El procedimiento para aplicar este truco casero es muy sencillo. Primero, se debe asegurar que la esponja esté limpia o sea completamente nueva. Se recomienda utilizar modelos clásicos de cocina o baño, es decir, evitar aquellas con superficies metálicas o abrasivas que podrían dañar las prendas delicadas. Una vez seleccionado el producto a utilizarse, se coloca directamente dentro del tambor del lavarropas junto con la ropa y el detergente o jabón habituales, antes de iniciar cualquier programa de lavado.
Para cargas con un volumen considerable de pelusas o pelos, como toallas, mantas o prendas de abrigo, se pueden utilizar dos o incluso tres esponjas para potenciar su efecto. Al finalizar el ciclo, se retira la esponja, que aparecerá cubierta de los residuos recolectados. Estos se pueden eliminar fácilmente con la mano, y la esponja puede enjuagarse, secarse y reutilizarse varias veces hasta que pierda su eficacia. Este método es seguro para la mayoría de las prendas de uso cotidiano, incluso de algodón y poliéster.
No obstante, es importante considerar algunas salvedades. No se aconseja el uso de la esponja con ropa muy delicada, encajes, sedas o tejidos finos, ya que la fricción podría causar daños. Asimismo, este truco es un complemento y no reemplaza la limpieza periódica del filtro del lavarropas ni es una solución para manchas difíciles. Su función principal es la de colector de partículas sueltas.

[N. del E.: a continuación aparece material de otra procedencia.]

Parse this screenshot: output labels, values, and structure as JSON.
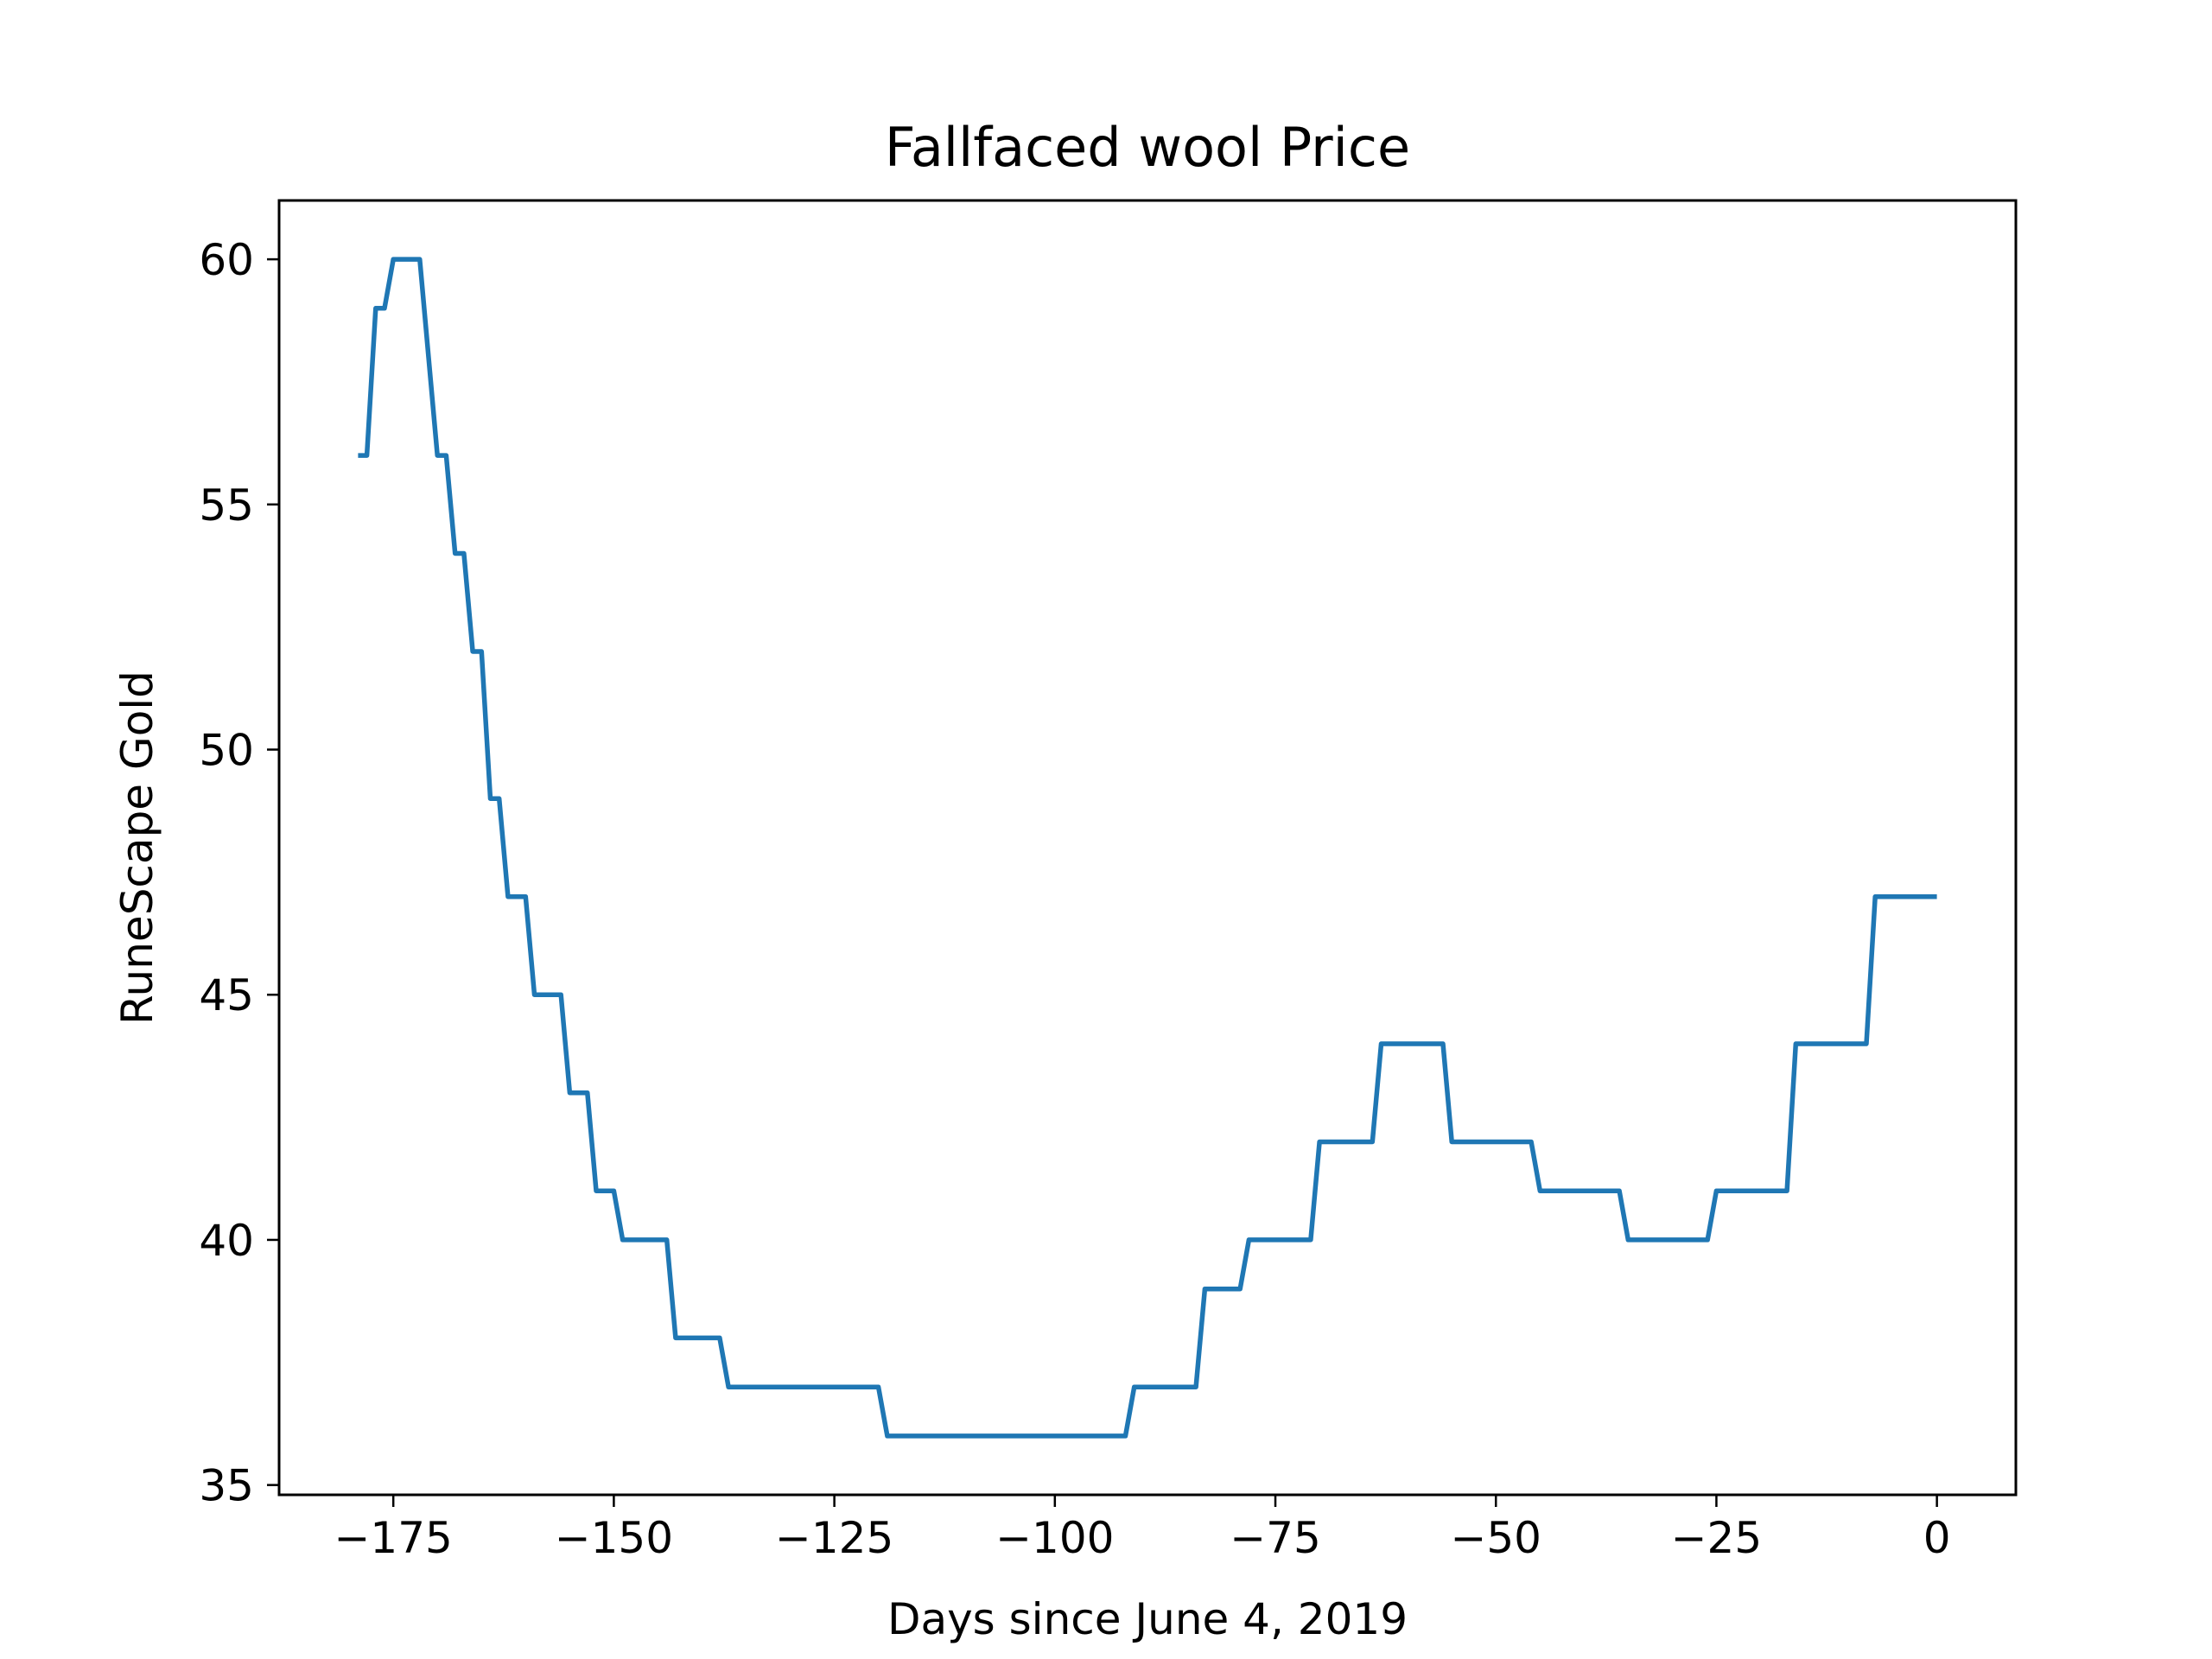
{
  "chart_data": {
    "type": "line",
    "title": "Fallfaced wool Price",
    "xlabel": "Days since June 4, 2019",
    "ylabel": "RuneScape Gold",
    "xlim": [
      -187.95,
      8.95
    ],
    "ylim": [
      34.8,
      61.2
    ],
    "xticks": [
      -175,
      -150,
      -125,
      -100,
      -75,
      -50,
      -25,
      0
    ],
    "xtick_labels": [
      "−175",
      "−150",
      "−125",
      "−100",
      "−75",
      "−50",
      "−25",
      "0"
    ],
    "yticks": [
      35,
      40,
      45,
      50,
      55,
      60
    ],
    "ytick_labels": [
      "35",
      "40",
      "45",
      "50",
      "55",
      "60"
    ],
    "grid": false,
    "legend": "none",
    "series_color": "#1f77b4",
    "series": [
      {
        "x": [
          -179,
          -178,
          -177,
          -176,
          -175,
          -174,
          -173,
          -172,
          -171,
          -170,
          -169,
          -168,
          -167,
          -166,
          -165,
          -164,
          -163,
          -162,
          -161,
          -160,
          -159,
          -158,
          -157,
          -156,
          -155,
          -154,
          -153,
          -152,
          -151,
          -150,
          -149,
          -148,
          -147,
          -146,
          -145,
          -144,
          -143,
          -142,
          -141,
          -140,
          -139,
          -138,
          -137,
          -136,
          -135,
          -134,
          -133,
          -132,
          -131,
          -130,
          -129,
          -128,
          -127,
          -126,
          -125,
          -124,
          -123,
          -122,
          -121,
          -120,
          -119,
          -118,
          -117,
          -116,
          -115,
          -114,
          -113,
          -112,
          -111,
          -110,
          -109,
          -108,
          -107,
          -106,
          -105,
          -104,
          -103,
          -102,
          -101,
          -100,
          -99,
          -98,
          -97,
          -96,
          -95,
          -94,
          -93,
          -92,
          -91,
          -90,
          -89,
          -88,
          -87,
          -86,
          -85,
          -84,
          -83,
          -82,
          -81,
          -80,
          -79,
          -78,
          -77,
          -76,
          -75,
          -74,
          -73,
          -72,
          -71,
          -70,
          -69,
          -68,
          -67,
          -66,
          -65,
          -64,
          -63,
          -62,
          -61,
          -60,
          -59,
          -58,
          -57,
          -56,
          -55,
          -54,
          -53,
          -52,
          -51,
          -50,
          -49,
          -48,
          -47,
          -46,
          -45,
          -44,
          -43,
          -42,
          -41,
          -40,
          -39,
          -38,
          -37,
          -36,
          -35,
          -34,
          -33,
          -32,
          -31,
          -30,
          -29,
          -28,
          -27,
          -26,
          -25,
          -24,
          -23,
          -22,
          -21,
          -20,
          -19,
          -18,
          -17,
          -16,
          -15,
          -14,
          -13,
          -12,
          -11,
          -10,
          -9,
          -8,
          -7,
          -6,
          -5,
          -4,
          -3,
          -2,
          -1,
          0
        ],
        "y": [
          56,
          56,
          59,
          59,
          60,
          60,
          60,
          60,
          58,
          56,
          56,
          54,
          54,
          52,
          52,
          49,
          49,
          47,
          47,
          47,
          45,
          45,
          45,
          45,
          43,
          43,
          43,
          41,
          41,
          41,
          40,
          40,
          40,
          40,
          40,
          40,
          38,
          38,
          38,
          38,
          38,
          38,
          37,
          37,
          37,
          37,
          37,
          37,
          37,
          37,
          37,
          37,
          37,
          37,
          37,
          37,
          37,
          37,
          37,
          37,
          36,
          36,
          36,
          36,
          36,
          36,
          36,
          36,
          36,
          36,
          36,
          36,
          36,
          36,
          36,
          36,
          36,
          36,
          36,
          36,
          36,
          36,
          36,
          36,
          36,
          36,
          36,
          36,
          37,
          37,
          37,
          37,
          37,
          37,
          37,
          37,
          39,
          39,
          39,
          39,
          39,
          40,
          40,
          40,
          40,
          40,
          40,
          40,
          40,
          42,
          42,
          42,
          42,
          42,
          42,
          42,
          44,
          44,
          44,
          44,
          44,
          44,
          44,
          44,
          42,
          42,
          42,
          42,
          42,
          42,
          42,
          42,
          42,
          42,
          41,
          41,
          41,
          41,
          41,
          41,
          41,
          41,
          41,
          41,
          40,
          40,
          40,
          40,
          40,
          40,
          40,
          40,
          40,
          40,
          41,
          41,
          41,
          41,
          41,
          41,
          41,
          41,
          41,
          44,
          44,
          44,
          44,
          44,
          44,
          44,
          44,
          44,
          47,
          47,
          47,
          47,
          47,
          47,
          47,
          47
        ]
      }
    ]
  }
}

Más allá de este truco, otras prácticas complementarias pueden reducir la formación de pelusas. Algunas de ellas incluyen limpiar el lavarropas de forma regular, separar toallas y mantas de la ropa con colores oscuros, utilizar agua templada o fría, y realizar un segundo enjuague. Asimismo, la limpieza del lavarropas es crucial en verano, dado que el aumento de sudor, arena y humedad favorece hongos y malos olores. Una limpieza profunda cada 10 a 15 lavados, o mensualmente, con un ciclo vacío de agua caliente (más de 60 grados) y una revisión del filtro cada dos o tres meses son suficientes.